The Passing of Giants
IK Gujral and KC Pant belonged to the rare breed of politicians who put the nation before their careers, remembers
THE EVIL that men do lives after them; the good is oft interred with their bones.” Today, as our lives get steadily more enmeshed in a never-ending present, Shakespeare’s aphorism has become even more important to remember. Two people to whom India owes a great deal passed away in the second fortnight of November. They were Krishna Chandra Pant, fondly known by his friends and admirers as ‘Raja’, and Inder Kumar Gujral, who felt most comfortable when people simply addressed him by his first name, Inder.
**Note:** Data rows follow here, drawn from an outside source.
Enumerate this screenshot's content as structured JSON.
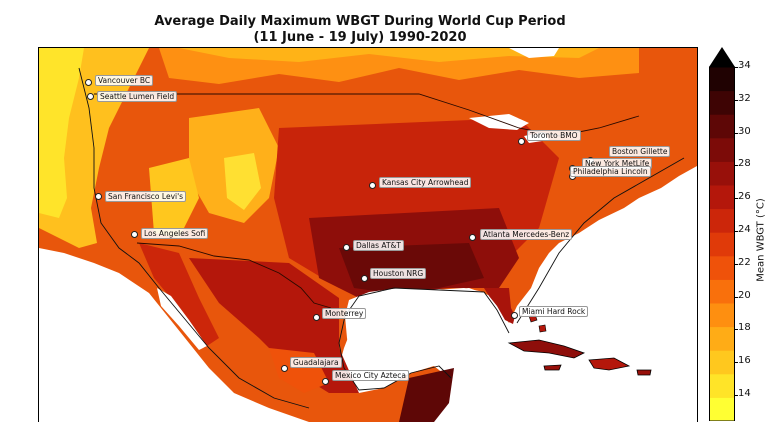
{
  "title": {
    "line1": "Average Daily Maximum WBGT During World Cup Period",
    "line2": "(11 June - 19 July) 1990-2020"
  },
  "colorbar": {
    "label": "Mean WBGT (°C)",
    "ticks": [
      "34",
      "32",
      "30",
      "28",
      "26",
      "24",
      "22",
      "20",
      "18",
      "16",
      "14"
    ],
    "colors": [
      "#ffff33",
      "#ffe428",
      "#ffc81e",
      "#ffac16",
      "#fe8f10",
      "#f9700c",
      "#ef520a",
      "#e03a09",
      "#cc260a",
      "#b4170b",
      "#98100a",
      "#7c0b08",
      "#5e0706",
      "#3e0404",
      "#200202"
    ],
    "range": [
      12,
      34
    ]
  },
  "venues": [
    {
      "name": "Vancouver BC"
    },
    {
      "name": "Seattle Lumen Field"
    },
    {
      "name": "San Francisco Levi's"
    },
    {
      "name": "Los Angeles Sofi"
    },
    {
      "name": "Kansas City Arrowhead"
    },
    {
      "name": "Dallas AT&T"
    },
    {
      "name": "Houston NRG"
    },
    {
      "name": "Atlanta Mercedes-Benz"
    },
    {
      "name": "Toronto BMO"
    },
    {
      "name": "Boston Gillette"
    },
    {
      "name": "New York MetLife"
    },
    {
      "name": "Philadelphia Lincoln"
    },
    {
      "name": "Miami Hard Rock"
    },
    {
      "name": "Monterrey"
    },
    {
      "name": "Guadalajara"
    },
    {
      "name": "Mexico City Azteca"
    }
  ]
}
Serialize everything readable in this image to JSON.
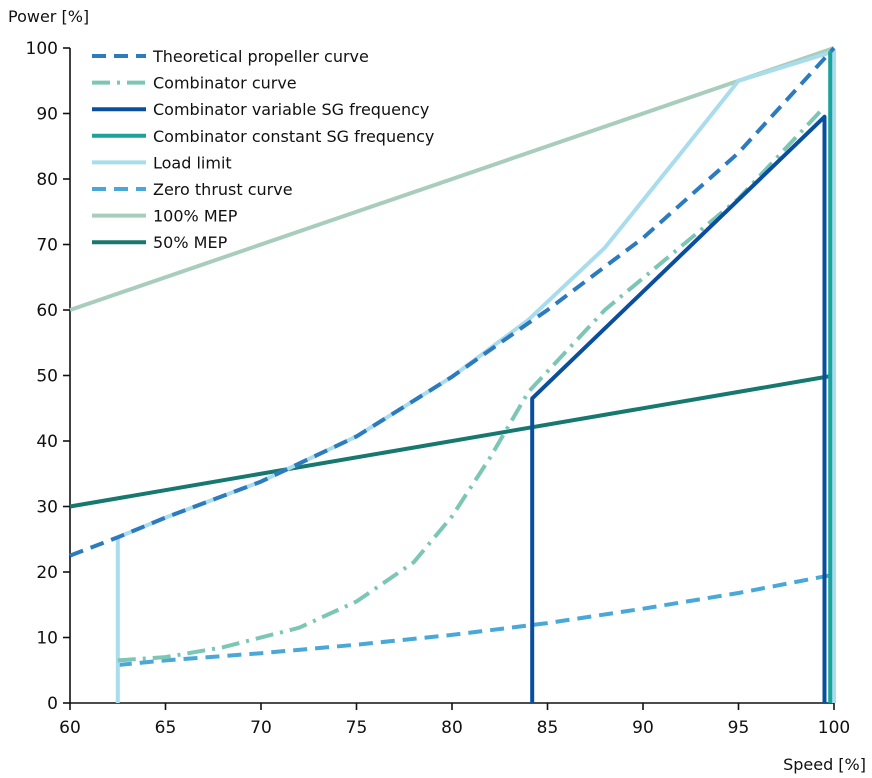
{
  "chart_data": {
    "type": "line",
    "ylabel": "Power [%]",
    "xlabel": "Speed [%]",
    "xlim": [
      60,
      100
    ],
    "ylim": [
      0,
      100
    ],
    "xticks": [
      "60",
      "65",
      "70",
      "75",
      "80",
      "85",
      "90",
      "95",
      "100"
    ],
    "yticks": [
      "0",
      "10",
      "20",
      "30",
      "40",
      "50",
      "60",
      "70",
      "80",
      "90",
      "100"
    ],
    "grid": false,
    "legend_position": "top-left",
    "series": [
      {
        "name": "Theoretical propeller curve",
        "color": "#2c7bbf",
        "dash": "dashed",
        "x": [
          60,
          62.5,
          65,
          70,
          75,
          80,
          84,
          85,
          90,
          95,
          100
        ],
        "y": [
          22.5,
          25.3,
          28.3,
          33.8,
          40.7,
          49.8,
          58.0,
          60.0,
          71.0,
          84.0,
          100
        ]
      },
      {
        "name": "Combinator curve",
        "color": "#7cc6b6",
        "dash": "dashdot",
        "x": [
          62.5,
          65,
          68,
          72,
          75,
          78,
          80,
          82,
          84,
          88,
          95,
          99.5
        ],
        "y": [
          6.5,
          7.0,
          8.5,
          11.5,
          15.5,
          21.5,
          28.5,
          37.5,
          47.5,
          60.0,
          77.0,
          91.0
        ]
      },
      {
        "name": "Combinator variable SG frequency",
        "color": "#0a4f9e",
        "dash": "solid",
        "x": [
          84.2,
          84.2,
          99.5,
          99.5
        ],
        "y": [
          0,
          46.5,
          89.5,
          0
        ]
      },
      {
        "name": "Combinator constant SG frequency",
        "color": "#1aa39a",
        "dash": "solid",
        "x": [
          99.8,
          99.8
        ],
        "y": [
          0,
          99.5
        ]
      },
      {
        "name": "Load limit",
        "color": "#a9dcec",
        "dash": "solid",
        "x": [
          62.5,
          62.5,
          65,
          70,
          75,
          80,
          84,
          88,
          92,
          95,
          100,
          100
        ],
        "y": [
          0,
          25.3,
          28.3,
          33.8,
          40.7,
          49.8,
          58.5,
          69.5,
          84.0,
          95.0,
          99.5,
          0
        ]
      },
      {
        "name": "Zero thrust curve",
        "color": "#4aa8d8",
        "dash": "dashed",
        "x": [
          62.5,
          65,
          70,
          75,
          80,
          85,
          90,
          95,
          100
        ],
        "y": [
          5.8,
          6.5,
          7.6,
          8.9,
          10.4,
          12.2,
          14.4,
          16.8,
          19.6
        ]
      },
      {
        "name": "100% MEP",
        "color": "#a9cdbd",
        "dash": "solid",
        "x": [
          60,
          100
        ],
        "y": [
          60,
          100
        ]
      },
      {
        "name": "50% MEP",
        "color": "#16786f",
        "dash": "solid",
        "x": [
          60,
          100
        ],
        "y": [
          30,
          50
        ]
      }
    ]
  }
}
Inder was 92, and had been fading slowly. Raja was 81 and at the peak of his mental powers when, on the morning of 15 November, he sat down in his favourite chair, drank his morning tea, and simply went to sleep.
Death is an occasion for mourning. But it is also a time for remembering the life that has been lived. Both these fine men have left us a lot to remember. And a lot to celebrate. Gujral was India’s prime minister for only eight months, but in that short period, he left an indelible stamp on our foreign policy. Today, the world remembers him mainly as the creator of the Gujral Doctrine. Mark Tully summed it up in The Guardian as follows: “At its heart was the highly significant recognition that India must treat its neighbours more generously, and in particular, no longer insist on reciprocal measures.” That, of course, was the core of the doctrine, and Gujral applied it within weeks of becoming prime minister to settle the thorny issue of how to share the Ganga waters impounded by the Farakka barrage with Bangladesh. He did this in a manner that recognised not only Bangladesh’s legal rights as the lower riparian State, but also its far greater need for these waters.